Sunday, August 14, 2011

Sunday Night

Another day of teacher training complete.

We worked with the theme in this morning's practice about True North and how if we have True North within us- the light of our heart coupled with discernment and discrimination- we have access to an inner guide as life takes us through twists and turns.

Heart Theme- steadiness and steady remembrance of guiding light
UPA- midline
Postural emphasis- vinyasa prep for twisting action of janu sirsasana, parivritta janu sirsasana and wait for it)... compass pose!

It was a great day because the sequence and the theme worked so well together and for the students and the concept was so meaningful for so many.  After we debriefed the class  we had a chance to work with weaving heart-based language into verbal instructions. After lunch we had an excellent discussion on ethics- which are ideally referenced in True North, not a bunch of outside rules-  and about the distinctions between ethics and personality differences. Its just so clear to me the longer I do this the more complex and intricate the web of interpersonal relationships becomes and the more likely it is for conflict and discord to arise.  Also, wonderful and rewarding intimacies arise as well, that is for sure.

I had a really interesting experience at a personal growth seminar a few years ago. We were working with the concepts of projection and transference and how so often our reactions and impression of people are not dictated by present-moment information but are colored and influenced by past experiences. We were given an exercise to do where we, the participants, were to identify a "negative transference" we had with one of the teachers of the seminar. We were given a step-by-step process to help trace the reaction back to earlier life influences to see the source of the negative reaction. Then we went up to the teacher and shared what we had wrote.

What was so amazing to me was watching how 40 grown adults, all of who were competent people and well-educated each had had a negative reaction to one of the teachers at some point in the seminar. Each of us had felt hurt in some way. Each of us had felt "less than" in some way. Each one had felt disregarded or misunderstood in some way. And since I teach people for a living it was particularly stunning to see that no matter how hard I try to "do a good job" or "do it right" this process of transference is at play.  (Every. Single. Person. In. The. Room. Had. A. Negative. Reaction. It was not random! or haphazard. very compelling evidence, really.) Also, there are plenty of positive transferences headed our way as teachers as well.  As students it can be easy to project positive traits on the teacher that are not exactly accurate.

At any rate, there we all are, in a room, doing the yoga, opening up our energy channels, contemplating Big Ideas and, all the while, the transferences can be happening underneath the surface of awareness. This is super important to keep in mind because a lot of times feelings get hurt as a result of these kind of psychic misunderstandings and the misunderstanding can be detrimental to both the student and the teacher in a myriad of ways.  Add to the situation that the expectations for teachers that are lined out in the Anusara Yoga Teacher Training Manual are super high. Even the simple sounding intention that an Anusara Yoga class help each student feel better about themselves is, in my opinion, a bit unrealistic.

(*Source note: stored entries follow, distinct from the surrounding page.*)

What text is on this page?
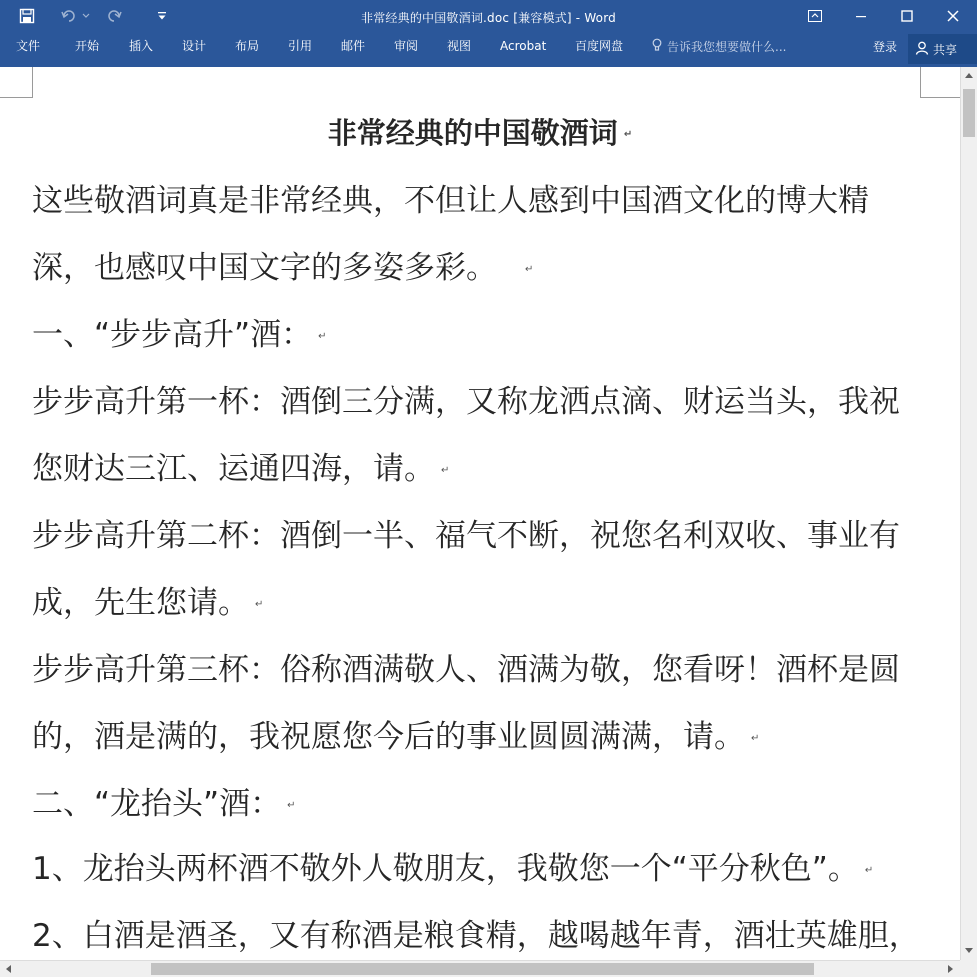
非常经典的中国敬酒词.doc [兼容模式] - Word
文件	开始 插入 设计 布局 引用 邮件 审阅 视图 Acrobat 百度网盘	告诉我您想要做什么...	登录	共享
非常经典的中国敬酒词 ↵
这些敬酒词真是非常经典，不但让人感到中国酒文化的博大精
深，也感叹中国文字的多姿多彩。	↵
一、“步步高升”酒： ↵
步步高升第一杯：酒倒三分满，又称龙洒点滴、财运当头，我祝
您财达三江、运通四海，请。 ↵
步步高升第二杯：酒倒一半、福气不断，祝您名利双收、事业有
成，先生您请。 ↵
步步高升第三杯：俗称酒满敬人、酒满为敬，您看呀！酒杯是圆
的，酒是满的，我祝愿您今后的事业圆圆满满，请。 ↵
二、“龙抬头”酒： ↵
1、龙抬头两杯酒不敬外人敬朋友，我敬您一个“平分秋色”。 ↵
2、白酒是酒圣，又有称酒是粮食精，越喝越年青，酒壮英雄胆，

I mean sure, of course we want that for everyone who comes into our class. Of course we do. However, what achieves that aim and interferes with that outcome can vary widely from person to person. One student feels great because the teacher paid so much attention to them and gave them a ton of hands-on adjustments through class and the person next to them felt criticized and  picked as a result of the adjustments they were offered. Some people feel respected when you give it to them straight while others need a spoonful of sugar to make the medicine go down, so to speak. And the variations are endless.

My point- or one of them- was that all of that stuff is more psychological whereas ethics are more about right, wrong, and dare I say it? (Yes, why not?)  Ethics are about morals.(Funny what a bad word that has become in modern society. But I digress.)  I did, in fact, I look  up the word and that is what the dictionary said- "having to do with right, wrong and codes of conduct." The word moral also has some etymological relationship to the word mood which is interesting as our ethical conduct- or lack thereof- does relate directly to the mood of our teaching, the mood of our class and the mood of the way we conduct ourselves.

More was said, and more could be said to recap the day but that's a glimpse at the tenor of the discussion. It was a rich topic with many fascinating facets.

We  spent the remaining portion of the afternoon on observation and adjustments.

Wow, what a full day.


L Sheldon said...

How great to read this nine days later, it was a great day in the training and the ethics subject matter actually made me share thoughts with the group-woo woo! Morals and psychology it gets big when you are a roll model. Thanks C- without giving up too much gold here- you are so generous with your teaching and thoughts - I feel deeply blessed to be participating in teacher training with you!

Stacey said...

Thanks, Christina...I really needed to read this one today. Love your insight and your clear communication of it. Glad to know you!